L’Assemblée constituante tunisienne dans l’oeil du cyclone

Salah Ben Omrane  le 04 septembre 2012 16:50

L’étau se resserre !

  Un vent de panique souffle sur l’Assemblée constituante à l’approche de la fin de son mandat le 23 octobre prochain. Au-delà de cette date fatidique, qui correspond à un an pour rédiger la constitution, la même composante n’a plus de raison légitime pour occuper les lieux . C’est la durée de sa mission qui avait été fixée par l’article 6 du Décret présidentiel N° 2011-1086, daté du 3 Août 2011 .

 Ce qui ne simplifie pas la tâche pour les constituants, est qu’ils doivent parvenir, avant de reprendre l’exercice de l’écriture, de digérer en peu de temps, les effets ainsi que les échos, souvent des critiques, qui ont suivi la publication du projet de la future constitution sur le réseau .

 La fuite en avant !

 La légitimité de l’Assemblée constituante touchera à sa fin le 23 octobre prochain. Or, seuls les Constituants refusent cet état de fait, et tiennent à ne pas y croire.  Dans leurs interventions publiques, ils invoquent les motifs de leurs refus. Ils déclarent que le retard dans l’élaboration du texte législatif, est la conséquence directe des nombreuses tâches et missions dont ils se sont occupées depuis leur première réunion. Le pire est qu’ils n’ont pas besoin de se justifier . Ils sont si puissants qu’ils ne craignent aucun organe de l’État pour leur signifier la fin de leur mission . Ils peuvent arrêter le 23 octobre, comme ils peuvent poursuivre de s’y rendre au Palais du Bardo même encore un an , deux ans, trois ans encore, pourquoi pas plus .

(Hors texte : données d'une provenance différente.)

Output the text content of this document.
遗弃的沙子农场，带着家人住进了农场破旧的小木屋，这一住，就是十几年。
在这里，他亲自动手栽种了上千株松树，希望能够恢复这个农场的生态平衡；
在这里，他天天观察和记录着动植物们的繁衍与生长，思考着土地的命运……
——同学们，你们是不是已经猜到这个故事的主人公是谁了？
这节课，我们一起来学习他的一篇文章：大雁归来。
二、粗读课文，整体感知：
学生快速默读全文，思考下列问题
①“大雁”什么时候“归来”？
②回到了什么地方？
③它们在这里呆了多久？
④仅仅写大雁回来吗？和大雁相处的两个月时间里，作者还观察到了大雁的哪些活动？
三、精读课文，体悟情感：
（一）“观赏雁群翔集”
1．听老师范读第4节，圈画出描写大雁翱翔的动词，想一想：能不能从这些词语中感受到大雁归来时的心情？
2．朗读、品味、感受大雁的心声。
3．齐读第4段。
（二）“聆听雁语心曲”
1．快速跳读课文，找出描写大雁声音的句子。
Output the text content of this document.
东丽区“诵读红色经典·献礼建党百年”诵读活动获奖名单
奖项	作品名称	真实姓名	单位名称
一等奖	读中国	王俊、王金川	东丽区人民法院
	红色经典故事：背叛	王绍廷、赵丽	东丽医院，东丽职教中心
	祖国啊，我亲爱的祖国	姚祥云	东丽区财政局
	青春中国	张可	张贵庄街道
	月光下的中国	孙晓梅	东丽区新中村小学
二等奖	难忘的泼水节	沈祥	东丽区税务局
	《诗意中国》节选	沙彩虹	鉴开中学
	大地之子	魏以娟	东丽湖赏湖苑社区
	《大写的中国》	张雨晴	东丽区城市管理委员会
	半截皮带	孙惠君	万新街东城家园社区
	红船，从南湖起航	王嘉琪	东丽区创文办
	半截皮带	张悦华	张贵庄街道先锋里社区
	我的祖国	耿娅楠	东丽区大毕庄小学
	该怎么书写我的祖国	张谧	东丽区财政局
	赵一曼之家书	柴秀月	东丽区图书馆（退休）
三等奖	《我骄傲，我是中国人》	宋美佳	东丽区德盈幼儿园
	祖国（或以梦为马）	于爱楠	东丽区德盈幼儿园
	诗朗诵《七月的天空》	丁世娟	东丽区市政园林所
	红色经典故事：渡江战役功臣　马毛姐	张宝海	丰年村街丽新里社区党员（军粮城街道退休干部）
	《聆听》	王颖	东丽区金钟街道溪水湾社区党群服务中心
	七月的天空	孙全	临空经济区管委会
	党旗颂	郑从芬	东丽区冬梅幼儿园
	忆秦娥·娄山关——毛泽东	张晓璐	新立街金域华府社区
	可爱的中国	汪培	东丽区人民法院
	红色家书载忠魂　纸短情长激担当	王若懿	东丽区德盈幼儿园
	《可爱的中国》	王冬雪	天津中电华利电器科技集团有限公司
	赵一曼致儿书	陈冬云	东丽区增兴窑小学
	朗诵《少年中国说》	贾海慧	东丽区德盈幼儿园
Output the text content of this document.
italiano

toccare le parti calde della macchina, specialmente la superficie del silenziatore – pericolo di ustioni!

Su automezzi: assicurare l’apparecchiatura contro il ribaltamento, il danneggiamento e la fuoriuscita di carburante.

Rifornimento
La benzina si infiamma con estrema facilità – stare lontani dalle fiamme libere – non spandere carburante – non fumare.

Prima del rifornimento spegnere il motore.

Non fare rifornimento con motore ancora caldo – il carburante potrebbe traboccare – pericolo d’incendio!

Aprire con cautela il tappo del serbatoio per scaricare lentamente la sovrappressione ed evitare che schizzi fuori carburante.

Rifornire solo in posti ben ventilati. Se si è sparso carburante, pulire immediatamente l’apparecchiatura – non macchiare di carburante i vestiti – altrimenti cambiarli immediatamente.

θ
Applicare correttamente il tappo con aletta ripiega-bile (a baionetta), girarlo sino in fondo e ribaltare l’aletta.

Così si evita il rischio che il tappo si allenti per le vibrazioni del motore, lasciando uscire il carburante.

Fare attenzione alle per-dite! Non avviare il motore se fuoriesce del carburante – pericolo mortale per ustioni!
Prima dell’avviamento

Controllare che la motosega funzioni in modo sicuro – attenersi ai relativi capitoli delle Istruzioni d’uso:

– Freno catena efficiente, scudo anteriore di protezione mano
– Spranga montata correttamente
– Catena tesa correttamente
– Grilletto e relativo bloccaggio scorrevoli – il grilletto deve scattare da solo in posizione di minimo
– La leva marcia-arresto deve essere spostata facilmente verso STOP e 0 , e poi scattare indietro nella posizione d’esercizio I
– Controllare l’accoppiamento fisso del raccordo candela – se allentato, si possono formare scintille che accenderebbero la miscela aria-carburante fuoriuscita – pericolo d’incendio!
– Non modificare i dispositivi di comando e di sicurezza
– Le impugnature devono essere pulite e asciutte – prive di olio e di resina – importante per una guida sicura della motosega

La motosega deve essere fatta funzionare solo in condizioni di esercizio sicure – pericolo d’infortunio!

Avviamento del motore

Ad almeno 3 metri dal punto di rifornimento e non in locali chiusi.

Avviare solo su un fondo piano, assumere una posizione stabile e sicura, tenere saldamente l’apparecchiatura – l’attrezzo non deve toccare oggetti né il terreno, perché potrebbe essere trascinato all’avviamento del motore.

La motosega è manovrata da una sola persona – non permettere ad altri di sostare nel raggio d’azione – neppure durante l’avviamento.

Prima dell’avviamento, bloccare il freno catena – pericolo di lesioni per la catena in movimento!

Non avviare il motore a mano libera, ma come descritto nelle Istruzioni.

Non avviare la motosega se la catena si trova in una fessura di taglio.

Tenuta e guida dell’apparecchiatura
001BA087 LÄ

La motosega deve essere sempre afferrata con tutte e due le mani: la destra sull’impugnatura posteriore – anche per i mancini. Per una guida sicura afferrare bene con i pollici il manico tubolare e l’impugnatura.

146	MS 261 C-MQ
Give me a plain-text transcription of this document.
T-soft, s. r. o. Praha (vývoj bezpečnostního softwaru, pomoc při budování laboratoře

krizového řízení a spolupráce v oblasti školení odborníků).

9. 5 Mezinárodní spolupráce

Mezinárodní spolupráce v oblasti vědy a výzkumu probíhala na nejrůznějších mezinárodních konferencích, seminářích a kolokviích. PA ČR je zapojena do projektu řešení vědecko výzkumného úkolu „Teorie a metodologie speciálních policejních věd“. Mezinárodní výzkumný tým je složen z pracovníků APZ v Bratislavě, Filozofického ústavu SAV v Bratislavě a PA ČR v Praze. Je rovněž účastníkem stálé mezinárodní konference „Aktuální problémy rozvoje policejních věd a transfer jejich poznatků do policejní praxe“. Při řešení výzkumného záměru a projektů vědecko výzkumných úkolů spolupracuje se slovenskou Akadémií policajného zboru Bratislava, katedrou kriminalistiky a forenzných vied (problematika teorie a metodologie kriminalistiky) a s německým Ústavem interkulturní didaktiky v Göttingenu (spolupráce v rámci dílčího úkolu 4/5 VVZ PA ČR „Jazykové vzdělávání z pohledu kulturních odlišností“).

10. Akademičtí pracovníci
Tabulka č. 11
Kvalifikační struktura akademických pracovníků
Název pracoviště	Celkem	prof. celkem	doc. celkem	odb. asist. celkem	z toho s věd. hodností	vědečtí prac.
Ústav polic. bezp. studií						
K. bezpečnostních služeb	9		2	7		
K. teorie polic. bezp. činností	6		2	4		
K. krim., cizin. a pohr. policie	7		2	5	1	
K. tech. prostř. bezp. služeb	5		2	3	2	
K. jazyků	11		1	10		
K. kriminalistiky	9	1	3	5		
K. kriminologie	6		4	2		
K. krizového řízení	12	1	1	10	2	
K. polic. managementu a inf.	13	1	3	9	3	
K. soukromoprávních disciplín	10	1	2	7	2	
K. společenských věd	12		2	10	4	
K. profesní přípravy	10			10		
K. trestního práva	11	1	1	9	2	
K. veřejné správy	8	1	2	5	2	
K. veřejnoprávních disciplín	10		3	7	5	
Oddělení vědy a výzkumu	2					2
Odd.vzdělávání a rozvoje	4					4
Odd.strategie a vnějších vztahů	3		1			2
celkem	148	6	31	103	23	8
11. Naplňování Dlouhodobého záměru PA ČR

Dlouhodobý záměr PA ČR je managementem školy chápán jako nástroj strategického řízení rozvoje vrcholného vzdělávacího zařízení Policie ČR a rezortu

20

  Qui leur a demandé de s’occuper ou de faire autre chose que rédiger la Constitution ? Qui leur a demandé de chasser le gouvernement de Béji Caïd Essebsi ? Qui leur a demandé de chasser le président de la république Foued Mbazza ? Qui leur a demandé de faire de l’Assemblée un lieu de visites et de doléance pour les affaires du pays, aussi bien internes qu’externes ? Qui leur a demandé de créer commissions sur commissions au point de se perdre sans satisfaire ni l’objet de leur mission principale ni celle des commissions ? Où sont leurs conclusions de la commission , celle qui a été hargée d’enquêter sur les violences du 9 avril 2012 ? Rien! Un échec unilatéral !

Le chemin vers le chaos

 D’aucuns ont évoqué un chaos potentiel qui pourrait survenir après le 23 octobre, dans l’éventualité où les membres de l’Assemblée ne parviendraient pas à présenter une constitution . Les mêmes ont omis que, quelle que soit la nature de la constitution, elle devra être présentée au peuple, qui est le donneur d’ordre des travaux de sa rédaction . Ce peuple, a son mot à dire par la voie d’un référendum. Le contraire s’oppose à tous les principes démocratiques qui se respectent.

L’entourloupe

 On n’arrête pas d’entendre parler, aussi bien chez les constituants que chez certains commentateurs ,de la règle des deux tiers. Ils affirment que si la constitution n’obtient pas l’approbation par ce taux , la Constitution serait soumise au référendum. Sauf qu’ils font la confusion entre ce que signifie « vote » et ce que signifie » référendum ». Il font la confusion entre le vote « interne » pour approuver les lois et « le référendum » qui est un vote d’une autre nature qui englobe toute la population et qui est un fait externe à l’Assemblée. Confusion volontaire ou involontaire ? Les constituants le savent !

Depuis quand un exécutant d’une mission évalue lui-même , son propre travail et le fourgue à son client, par la force,  bon gré ou malgré lui ?

Le peuple est face à cette entourloupe . Ni vu ni connu , de la rédaction de la Constitution, il y a le risque du passage en force vers l’application de ses articles, c’est à dire vers les élections législatives et autres , sans passer par la case obligatoire du référendum sur la Constitution.

 Continuer d’ignorer le peuple, alors qu’ en tout état de cause, il a son mot à dire sur le respect de l’exercice de l’Assemblée, est d’un mépris intolérable. Les Constituants sont et seront dans l’erreur, s’ils poursuivent  leur croyance qu’ils sont les seuls à pouvoir décider que toute constitution qui serait produite par eux-mêmes, deviendrait effective sans qu’elle ne soit entérinée par le vote du peuple suivant la voie d’un référendum national. L’unique voie conforme aux principes démocratiques de tout Pouvoir qui se respecte qui commence d’abord par respecter ses citoyens . Faire l’économie de l’avis du peuple, c’est opter pour le chemin qui mène vers l’anarchie , l’instabilité, l’incertitude et le chaos.